La verdad es que empezaron a pasar las noches en el New Weston, debido a que les gustaba, al despertar, hacerse servir el desayuno en la cama.
Resultó que no fueron al «Veintiuno» ni al «Voisin» aquella primera noche. Se trasladaron al «Colony», donde ambas chicas conocían tantas o más celebridades que Grant. Las dos habían sido compañeras de habitación durante cuatro años en el colegio, en Cornell. Leslie procedía de Toledo y Lucky de Siracusa. Juntas habían vivido en Nueva York los últimos cuatro años de los siete que Lucky llevaba en la ciudad.
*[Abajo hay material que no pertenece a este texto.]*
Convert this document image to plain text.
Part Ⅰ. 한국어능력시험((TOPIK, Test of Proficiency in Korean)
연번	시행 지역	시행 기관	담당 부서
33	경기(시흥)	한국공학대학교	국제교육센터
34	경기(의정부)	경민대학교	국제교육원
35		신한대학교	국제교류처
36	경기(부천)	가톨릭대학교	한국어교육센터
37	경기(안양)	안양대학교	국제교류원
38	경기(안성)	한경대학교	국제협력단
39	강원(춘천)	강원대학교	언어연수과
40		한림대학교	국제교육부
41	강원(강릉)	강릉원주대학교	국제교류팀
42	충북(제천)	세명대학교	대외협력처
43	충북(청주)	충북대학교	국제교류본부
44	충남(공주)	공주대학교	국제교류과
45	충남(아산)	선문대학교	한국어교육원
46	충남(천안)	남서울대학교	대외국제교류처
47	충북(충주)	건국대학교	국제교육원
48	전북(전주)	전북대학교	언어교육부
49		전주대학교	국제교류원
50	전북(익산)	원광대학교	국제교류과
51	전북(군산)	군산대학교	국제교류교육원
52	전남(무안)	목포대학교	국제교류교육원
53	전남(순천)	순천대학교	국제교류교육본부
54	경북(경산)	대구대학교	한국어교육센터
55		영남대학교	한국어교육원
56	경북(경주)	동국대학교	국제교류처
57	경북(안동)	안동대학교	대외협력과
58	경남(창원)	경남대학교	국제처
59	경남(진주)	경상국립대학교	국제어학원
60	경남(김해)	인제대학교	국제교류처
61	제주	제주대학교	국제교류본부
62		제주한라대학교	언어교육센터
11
Leslie trabajaba para una gran firma publicitaria de Hollywood-Nueva York, en un alto puesto, y se ocupaba personalmente de los asuntos de numerosas «estrellas». Lucky, de momento, no trabajaba en nada. Disponía de algún dinero, le contó a Grant, con cierto aire de superioridad, y no se veía obligada a eso. Pero no visitaron solamente los restaurantes de aquel tipo, tan caros, en el transcurso de los días siguientes, que Grant pasó inmerso en una amodorrada atmósfera de felicidad. Las chicas conocían muchos otros establecimientos más populares, franceses, rusos, italianos. Conocían, por ejemplo «No haye Berry», en la calle Cincuenta Oeste, frecuentado por muchos jóvenes de ambos sexos que gustaban de exhibirse, por marineros franceses de los trasatlánticos de línea, que iban allí a comer… Después de los dos primeros días empezaron a gastar más meticulosamente, sobre todo Leslie. Pero lo que le hacían ahorrar en restaurantes quedaba compensado y excedido por lo que gastaba en ropas. Especialmente, cuando andaba por en medio Lucky. Ropas varoniles, no ropas femeninas.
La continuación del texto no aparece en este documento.